Indiana Attorney General Greg Zoeller has adopted government transparency legislation supported by the Hoosier State Press Association as part of his agenda for the 2012 General Assembly.
About the legislation
Government transparency legislation supported by HSPA and the Indiana attorney general has three goals:
• Allow a judge to levy a civil penalty against an official or management employee in a government unit for deliberate violations of access laws.
• Allow Hoosiers to request email notice of public meetings. The bill would give a government unit the option of posting meeting notices on its website.
• Allow the Indiana public access counselor to examine the originals of redacted documents to give an opinion as to whether the redaction was allowable under the Access to Public Records Act.
The proposal would allow judges to levy civil penalties against public officials who deliberately violate state access laws and give more authority to the Indiana public access counselor.
The people’s business must be transacted in an open way or the public will lose trust in government, Zoeller said.
“Most government officials already comply with the existing law, but there are an unfortunate few who huddle behind closed doors or refuse to release public records, and there has been little ability until now to penalize such actions,” he said.
Sen. Beverly Gard, R-Greenfield, has committed to filing the proposal in the legislative session that will begin in January.
The effort has three primary goals:
- Allow a judge to levy a civil penalty against a public official or management employee in a state or local government unit for deliberate violations of the Open Door Law or Access to Public Records Act.
- Allow Hoosiers to request email notice of meetings of public agencies. The bill would give a government unit the option of posting meeting notices on its website.
- Allow the Indiana public access counselor to examine the originals of redacted documents to give an opinion as to whether the redaction was allowable under the Access to Public Records Act.
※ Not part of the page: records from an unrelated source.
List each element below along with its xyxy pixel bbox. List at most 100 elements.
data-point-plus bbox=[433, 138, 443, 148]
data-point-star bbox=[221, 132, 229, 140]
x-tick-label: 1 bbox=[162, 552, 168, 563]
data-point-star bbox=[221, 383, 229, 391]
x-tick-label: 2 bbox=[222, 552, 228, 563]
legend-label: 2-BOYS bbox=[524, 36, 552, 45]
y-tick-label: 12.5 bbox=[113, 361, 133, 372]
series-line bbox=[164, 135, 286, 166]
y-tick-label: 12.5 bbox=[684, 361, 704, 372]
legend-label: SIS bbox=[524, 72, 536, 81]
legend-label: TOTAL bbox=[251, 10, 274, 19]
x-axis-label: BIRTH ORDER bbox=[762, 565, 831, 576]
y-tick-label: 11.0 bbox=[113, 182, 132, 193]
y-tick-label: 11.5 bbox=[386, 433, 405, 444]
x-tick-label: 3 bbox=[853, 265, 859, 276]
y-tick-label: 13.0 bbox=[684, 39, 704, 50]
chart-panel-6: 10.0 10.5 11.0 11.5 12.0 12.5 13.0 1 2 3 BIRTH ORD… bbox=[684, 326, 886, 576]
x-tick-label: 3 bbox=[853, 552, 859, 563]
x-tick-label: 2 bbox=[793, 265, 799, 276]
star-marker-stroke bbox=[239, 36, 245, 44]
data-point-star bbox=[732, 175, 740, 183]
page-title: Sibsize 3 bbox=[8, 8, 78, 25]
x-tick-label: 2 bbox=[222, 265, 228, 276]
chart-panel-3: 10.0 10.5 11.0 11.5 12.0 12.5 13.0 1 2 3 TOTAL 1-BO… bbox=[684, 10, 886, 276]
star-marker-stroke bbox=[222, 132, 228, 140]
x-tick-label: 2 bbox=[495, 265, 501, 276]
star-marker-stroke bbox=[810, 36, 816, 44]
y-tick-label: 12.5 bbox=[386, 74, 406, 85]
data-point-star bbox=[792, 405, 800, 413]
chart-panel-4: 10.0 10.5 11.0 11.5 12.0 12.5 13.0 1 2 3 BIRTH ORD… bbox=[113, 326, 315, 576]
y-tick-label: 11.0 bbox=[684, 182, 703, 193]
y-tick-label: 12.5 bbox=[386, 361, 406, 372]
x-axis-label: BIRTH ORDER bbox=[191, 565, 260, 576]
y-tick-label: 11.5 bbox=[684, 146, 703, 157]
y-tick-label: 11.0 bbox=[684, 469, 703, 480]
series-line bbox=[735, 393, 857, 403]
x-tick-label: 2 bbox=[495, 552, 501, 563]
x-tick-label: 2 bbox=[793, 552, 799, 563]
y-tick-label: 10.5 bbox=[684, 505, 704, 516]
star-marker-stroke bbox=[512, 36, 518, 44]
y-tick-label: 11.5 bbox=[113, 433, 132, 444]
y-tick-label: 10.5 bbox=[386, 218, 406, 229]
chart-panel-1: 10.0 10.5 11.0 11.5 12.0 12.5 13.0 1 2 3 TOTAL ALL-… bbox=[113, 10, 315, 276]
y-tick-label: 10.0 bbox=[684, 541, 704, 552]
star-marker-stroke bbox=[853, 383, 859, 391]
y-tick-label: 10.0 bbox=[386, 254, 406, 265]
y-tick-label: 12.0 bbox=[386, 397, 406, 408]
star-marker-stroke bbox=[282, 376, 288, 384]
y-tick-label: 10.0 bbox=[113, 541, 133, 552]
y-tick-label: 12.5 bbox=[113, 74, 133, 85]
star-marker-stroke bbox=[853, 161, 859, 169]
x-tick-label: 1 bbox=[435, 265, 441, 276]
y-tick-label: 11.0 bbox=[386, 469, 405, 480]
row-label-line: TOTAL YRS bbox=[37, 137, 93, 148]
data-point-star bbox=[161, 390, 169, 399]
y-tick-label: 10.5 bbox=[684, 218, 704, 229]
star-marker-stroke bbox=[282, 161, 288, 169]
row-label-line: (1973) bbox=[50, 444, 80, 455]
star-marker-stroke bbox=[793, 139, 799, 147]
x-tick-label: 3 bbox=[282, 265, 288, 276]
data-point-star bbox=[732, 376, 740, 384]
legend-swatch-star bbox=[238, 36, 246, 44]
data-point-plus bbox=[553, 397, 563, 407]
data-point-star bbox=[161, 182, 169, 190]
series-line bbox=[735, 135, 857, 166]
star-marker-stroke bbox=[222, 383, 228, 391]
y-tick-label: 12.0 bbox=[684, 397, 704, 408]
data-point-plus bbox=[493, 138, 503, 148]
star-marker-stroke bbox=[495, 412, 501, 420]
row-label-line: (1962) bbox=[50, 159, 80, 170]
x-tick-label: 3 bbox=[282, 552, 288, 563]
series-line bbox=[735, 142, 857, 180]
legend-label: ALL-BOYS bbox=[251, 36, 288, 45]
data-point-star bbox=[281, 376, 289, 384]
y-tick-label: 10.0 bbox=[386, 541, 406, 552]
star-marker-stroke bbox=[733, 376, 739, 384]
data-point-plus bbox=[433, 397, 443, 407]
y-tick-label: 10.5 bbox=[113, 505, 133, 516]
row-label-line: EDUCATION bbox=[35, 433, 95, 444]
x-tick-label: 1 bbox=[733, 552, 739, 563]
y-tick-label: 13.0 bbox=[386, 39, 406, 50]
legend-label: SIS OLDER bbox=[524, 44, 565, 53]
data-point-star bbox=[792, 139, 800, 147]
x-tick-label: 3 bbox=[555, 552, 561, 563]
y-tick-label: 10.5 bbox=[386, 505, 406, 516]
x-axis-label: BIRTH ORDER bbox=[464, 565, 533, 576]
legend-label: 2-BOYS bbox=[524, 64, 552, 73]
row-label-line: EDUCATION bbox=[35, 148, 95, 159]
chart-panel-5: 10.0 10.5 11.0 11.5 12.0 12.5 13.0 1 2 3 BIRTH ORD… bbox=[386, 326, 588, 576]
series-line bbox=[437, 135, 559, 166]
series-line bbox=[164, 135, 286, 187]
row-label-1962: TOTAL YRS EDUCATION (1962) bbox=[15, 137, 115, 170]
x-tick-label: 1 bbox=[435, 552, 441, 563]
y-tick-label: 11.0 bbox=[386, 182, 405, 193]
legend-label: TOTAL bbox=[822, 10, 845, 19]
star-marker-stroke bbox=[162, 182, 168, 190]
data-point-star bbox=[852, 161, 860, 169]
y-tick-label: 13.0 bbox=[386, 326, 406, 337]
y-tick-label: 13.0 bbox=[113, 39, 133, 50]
The public access counselor would maintain the confidentiality of the documents.
“Giving the public access counselor some real authority to make sure public access laws are followed will give Indiana citizens more assurance that there is transparency in government,” Gard said.
Gard has carried the legislation in the past.
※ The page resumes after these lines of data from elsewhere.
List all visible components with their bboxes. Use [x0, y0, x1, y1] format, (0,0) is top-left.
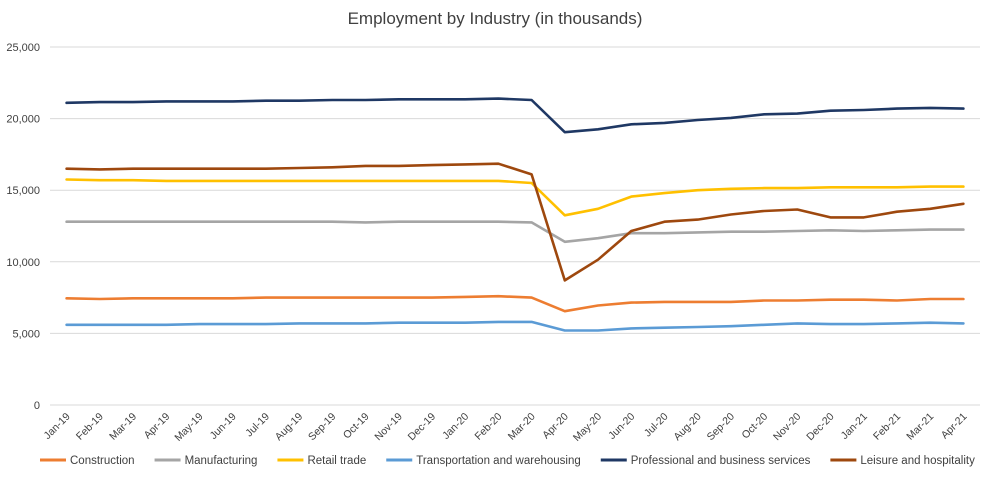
- x-tick-label: Sep-20: [705, 411, 738, 444]
- y-tick-label: 0: [34, 400, 40, 412]
- legend-item-transportation-and-warehousing: Transportation and warehousing: [386, 455, 581, 467]
- x-tick-label: Dec-19: [406, 411, 439, 444]
- x-tick-label: Mar-20: [506, 411, 538, 443]
- x-tick-label: Nov-19: [372, 411, 405, 444]
- x-tick-label: Jan-21: [839, 411, 870, 442]
- x-tick-label: Jul-19: [243, 411, 272, 440]
- legend-item-leisure-and-hospitality: Leisure and hospitality: [830, 455, 975, 467]
- x-tick-label: May-20: [571, 411, 604, 444]
- x-tick-label: Mar-19: [107, 411, 139, 443]
- y-axis-tick-labels: 0 5,000 10,000 15,000 20,000 25,000: [6, 42, 40, 412]
- y-tick-label: 15,000: [6, 185, 40, 197]
- series-line-professional-and-business-services: [65, 97, 965, 134]
- x-tick-label: May-19: [172, 411, 205, 444]
- legend-label: Professional and business services: [631, 455, 811, 467]
- x-tick-label: Jul-20: [642, 411, 671, 440]
- series-line-construction: [65, 294, 965, 313]
- series-line-manufacturing: [65, 220, 965, 244]
- legend-label: Manufacturing: [185, 455, 258, 467]
- y-tick-label: 20,000: [6, 114, 40, 126]
- legend: Construction Manufacturing Retail trade Tra…: [40, 455, 975, 467]
- x-tick-label: Nov-20: [771, 411, 804, 444]
- x-tick-label: Oct-20: [739, 411, 770, 442]
- chart-title: Employment by Industry (in thousands): [348, 9, 643, 28]
- x-tick-label: Jan-19: [42, 411, 73, 442]
- y-tick-label: 25,000: [6, 42, 40, 54]
- x-tick-label: Apr-19: [142, 411, 173, 442]
- x-tick-label: Jun-20: [606, 411, 637, 442]
- x-tick-label: Jan-20: [440, 411, 471, 442]
- y-tick-label: 10,000: [6, 257, 40, 269]
- x-tick-label: Feb-20: [472, 411, 504, 443]
- legend-label: Transportation and warehousing: [416, 455, 581, 467]
- series-line-transportation-and-warehousing: [65, 320, 965, 332]
- x-tick-label: Aug-20: [671, 411, 704, 444]
- x-tick-label: Apr-20: [540, 411, 571, 442]
- gridlines: [50, 46, 980, 406]
- x-tick-label: Dec-20: [804, 411, 837, 444]
- series-line-leisure-and-hospitality: [65, 162, 965, 282]
- x-tick-label: Sep-19: [306, 411, 339, 444]
- legend-label: Retail trade: [307, 455, 366, 467]
- x-tick-label: Aug-19: [273, 411, 306, 444]
- legend-item-retail-trade: Retail trade: [277, 455, 366, 467]
- legend-item-manufacturing: Manufacturing: [154, 455, 258, 467]
- legend-label: Construction: [70, 455, 135, 467]
- x-tick-label: Mar-21: [904, 411, 936, 443]
- x-tick-label: Feb-21: [871, 411, 903, 443]
- legend-label: Leisure and hospitality: [860, 455, 975, 467]
- legend-item-professional-and-business-services: Professional and business services: [600, 455, 811, 467]
- series-line-retail-trade: [65, 178, 965, 217]
- x-tick-label: Feb-19: [74, 411, 106, 443]
- legend-item-construction: Construction: [40, 455, 135, 467]
- x-tick-label: Oct-19: [341, 411, 372, 442]
- x-axis-tick-labels: Jan-19 Feb-19 Mar-19 Apr-19 May-19 Jun-19 Jul-…: [42, 411, 970, 444]
- series-lines: [65, 97, 965, 332]
- y-tick-label: 5,000: [12, 328, 40, 340]
- x-tick-label: Apr-21: [939, 411, 970, 442]
- x-tick-label: Jun-19: [208, 411, 239, 442]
The bill has yet to receive a negative vote on either the Senate or House floor, but the votes were not in the same year.
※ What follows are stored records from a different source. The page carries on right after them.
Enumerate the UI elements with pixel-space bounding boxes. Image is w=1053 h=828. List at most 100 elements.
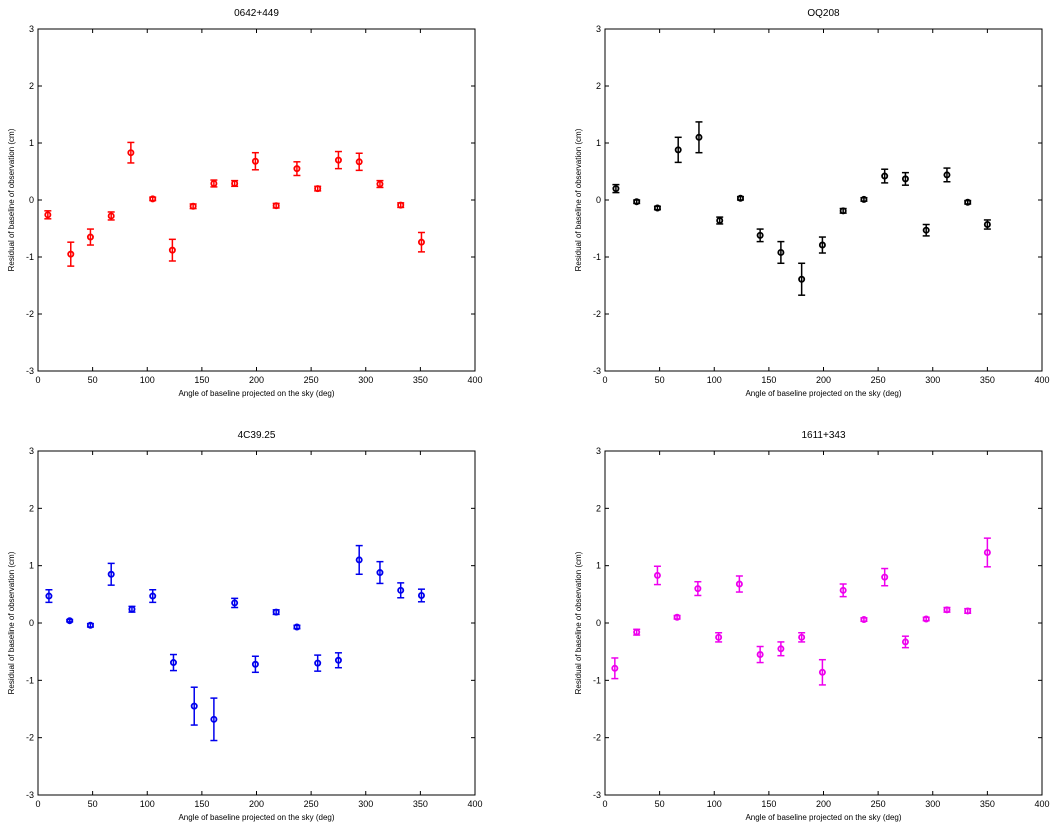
data-point: [66, 617, 74, 625]
data-point: [44, 211, 52, 219]
data-point: [922, 615, 930, 623]
error-bar: [417, 231, 425, 253]
x-tick-label: 200: [816, 799, 831, 809]
data-point: [45, 592, 53, 600]
data-point: [964, 607, 972, 615]
x-tick-label: 300: [925, 799, 940, 809]
y-tick-label: -2: [26, 309, 34, 319]
error-bar: [149, 588, 157, 604]
x-tick-label: 150: [194, 375, 209, 385]
x-tick-label: 300: [925, 375, 940, 385]
error-bar: [169, 653, 177, 672]
data-point: [86, 621, 94, 629]
data-point: [922, 226, 930, 234]
y-tick-label: 2: [29, 81, 34, 91]
data-point: [839, 207, 847, 215]
y-tick-label: -1: [593, 252, 601, 262]
data-point: [417, 238, 425, 246]
x-tick-label: 250: [304, 375, 319, 385]
data-point: [231, 179, 239, 187]
x-tick-label: 250: [871, 799, 886, 809]
error-bar: [694, 580, 702, 597]
data-point: [355, 556, 363, 564]
y-tick-label: -1: [26, 675, 34, 685]
x-tick-label: 0: [35, 375, 40, 385]
error-bar: [756, 228, 764, 243]
x-tick-label: 200: [249, 375, 264, 385]
error-bar: [355, 152, 363, 172]
x-tick-label: 300: [358, 799, 373, 809]
data-point: [107, 570, 115, 578]
data-point: [314, 659, 322, 667]
data-point: [943, 171, 951, 179]
data-point: [901, 175, 909, 183]
data-point: [901, 638, 909, 646]
data-point: [397, 201, 405, 209]
x-tick-label: 150: [194, 799, 209, 809]
x-tick-label: 150: [761, 375, 776, 385]
error-bar: [314, 654, 322, 672]
y-tick-label: 3: [29, 446, 34, 456]
x-tick-label: 50: [88, 799, 98, 809]
data-point: [818, 241, 826, 249]
chart-title: 4C39.25: [238, 430, 276, 441]
y-tick-label: 0: [29, 618, 34, 628]
y-tick-label: 0: [596, 618, 601, 628]
data-point: [673, 613, 681, 621]
error-bar: [67, 241, 75, 267]
x-tick-label: 100: [707, 375, 722, 385]
y-axis-label: Residual of baseline of observation (cm): [7, 128, 16, 271]
x-tick-label: 350: [413, 375, 428, 385]
data-point: [798, 633, 806, 641]
data-point: [355, 158, 363, 166]
y-tick-label: 3: [596, 446, 601, 456]
error-bar: [983, 537, 991, 568]
data-point: [334, 656, 342, 664]
error-bar: [818, 658, 826, 686]
y-tick-label: -3: [26, 790, 34, 800]
data-point: [860, 616, 868, 624]
plot-area-frame: [604, 28, 1043, 372]
error-bar: [611, 657, 619, 680]
data-point: [777, 645, 785, 653]
data-point: [293, 165, 301, 173]
x-tick-label: 400: [1034, 375, 1049, 385]
error-bar: [355, 544, 363, 576]
chart-panel-1: 0642+449 0 50 100 150 200 250 300 350 400 -3 -2 -1 0 1…: [7, 8, 483, 398]
data-point: [881, 573, 889, 581]
x-tick-label: 50: [655, 799, 665, 809]
data-point: [314, 185, 322, 193]
data-point: [881, 172, 889, 180]
error-bar: [107, 562, 115, 586]
data-point: [86, 233, 94, 241]
y-tick-label: -2: [26, 733, 34, 743]
chart-title: 1611+343: [801, 430, 845, 441]
data-point: [611, 664, 619, 672]
x-tick-label: 0: [602, 375, 607, 385]
y-tick-label: -3: [593, 790, 601, 800]
error-bar: [293, 161, 301, 177]
x-tick-label: 50: [655, 375, 665, 385]
data-point: [397, 586, 405, 594]
error-bar: [86, 228, 94, 246]
plot-area-frame: [37, 28, 476, 372]
data-point: [612, 185, 620, 193]
x-axis-label: Angle of baseline projected on the sky (…: [178, 813, 334, 822]
data-point: [983, 548, 991, 556]
plot-area-frame: [37, 450, 476, 796]
y-tick-label: 2: [596, 81, 601, 91]
x-axis-label: Angle of baseline projected on the sky (…: [745, 813, 901, 822]
data-point: [168, 246, 176, 254]
data-point: [417, 591, 425, 599]
data-point: [860, 195, 868, 203]
data-point: [149, 195, 157, 203]
x-tick-label: 400: [1034, 799, 1049, 809]
chart-title: 0642+449: [234, 8, 279, 19]
data-point: [251, 660, 259, 668]
data-point: [107, 212, 115, 220]
error-bar: [653, 565, 661, 586]
error-bar: [922, 223, 930, 237]
data-point: [293, 623, 301, 631]
data-point: [983, 221, 991, 229]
The Senate passed a version of the legislation in 2009 with a 49-0 vote. The House passed similar legislation 98-0 in 2010.
In both years, the bills died for lack of a committee hearing in the other chamber of the General Assembly.
The concept of a penalty for failure to abide by state public access laws is nothing novel, said Steve Key, executive director and general counsel for HSPA, which has pushed the legislature to add some teeth to the state’s access laws through this initiative.
“More than 30 states have already implemented either civil fines, criminal penalties or removal from office for violations of those states’ open meetings or open records laws,” Key said.
Prior to becoming speaker of the House, Rep. Brian Bosma, R-Indianapolis, served as co-author of House bills carrying government transparency legislation.
Speakers generally do not author legislation, so HSPA will work with Bosma to find another shepherd for a House version of the bill.
The Indiana Broadcasters Association also has indicated its support for a bill to provide greater enforcement for the Open Door Law and Access to Public Records Act.